Et Nicolas Hulot dans son Pacte écologique « Les rapports de mille pages [que reçoivent les ministres] se trouvent réduits en une note de synthèse de quelques dizaines de lignes rédigées par un conseiller, dont la vérité oblige à dire que beaucoup sont exposés à la pression des lobbies. » 

    Le développement durable dans le cadre du libéralisme ne peut parler de l’essentiel, qui est la liberté non contrôlée de produire et d’acheter. Alors que le développement durable ou soutenable devrait se réaliser sans mettre en danger les systèmes naturels qui nous font vivre : l’atmosphère, l’eau, les sols et les êtres vivants.
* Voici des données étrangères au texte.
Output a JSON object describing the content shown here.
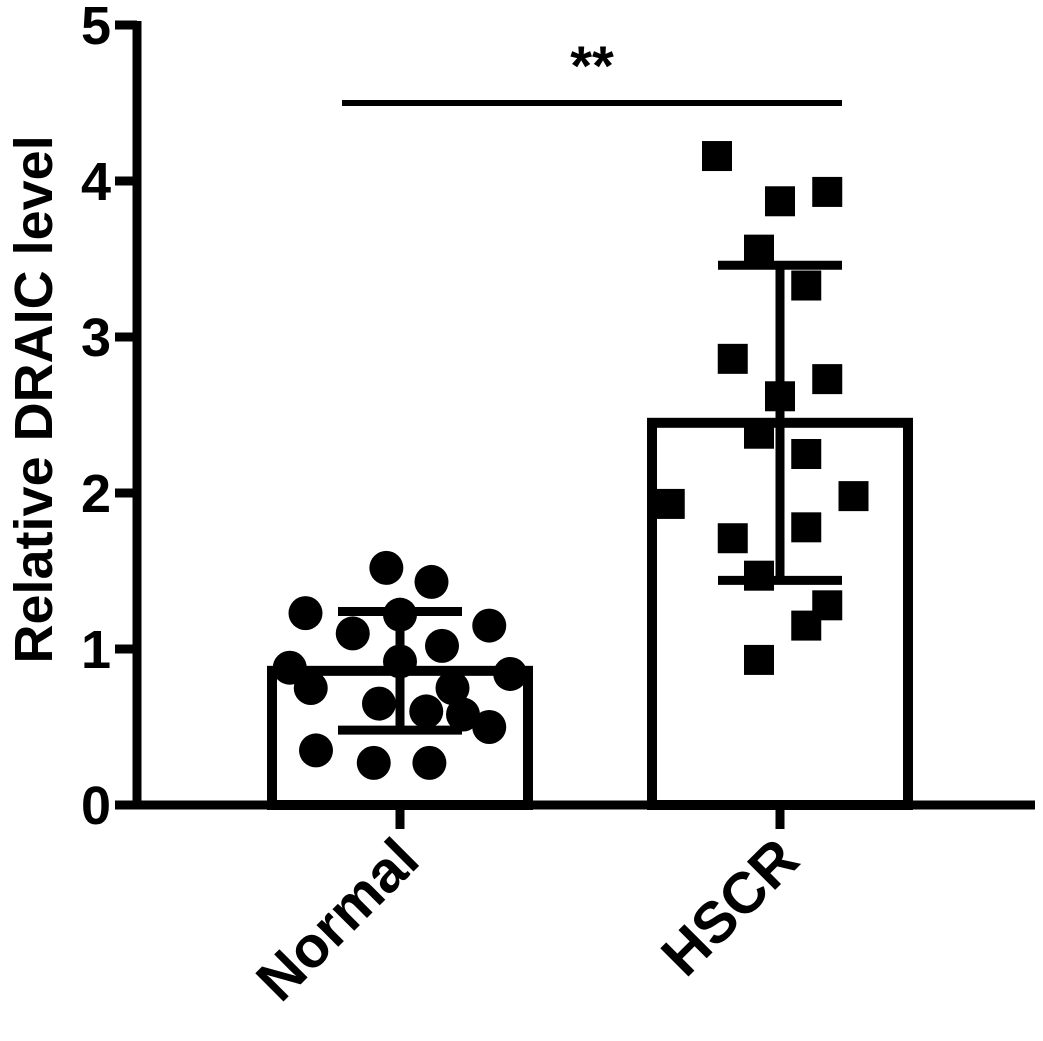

    Par exemple, prenons un ou deux conducteurs de jet-ski qui font des ronds dans l’eau, sur le bord de mer ( ou des fanas de quads et autre 4X4 sur circuits pour amusement public). Ils polluent et créent des nuisances sonores, que nous acceptons malgré la gêne, puisque ces engins sont en vente « libre ». Le problème, c’est que la liberté d’un homme n’est pas la même que la liberté de sept ou dix milliards d’individus, et cette question n’est jamais débattue. Même si c’est une hypothèse d’école, avant d’autoriser la production et la vente d’un produit, la question qui devrait se poser n’importe où dans le monde, est de savoir si sept milliards d’utilisateurs de ce produit, ne risquent pas de mettre à mal l’environnement. Pourquoi autoriser la fabrication et donc l’achat de ce produit à ceux qui ont les moyens de l’acheter, alors qu’on sait pertinemment que si toute l’humanité s’en servait, cela provoquerait un accroissement de l’effet de serre et une pollution des mers ? Si nous ne nous posons pas la question, c’est que nous considérons que certains, grâce à leur revenu, ont le droit de polluer, de mettre en cause la vie des générations futures,  et d’autres pas ! Cela est totalement en contradiction avec la définition du développement durable, avec toute morale et même avec tout bon sens.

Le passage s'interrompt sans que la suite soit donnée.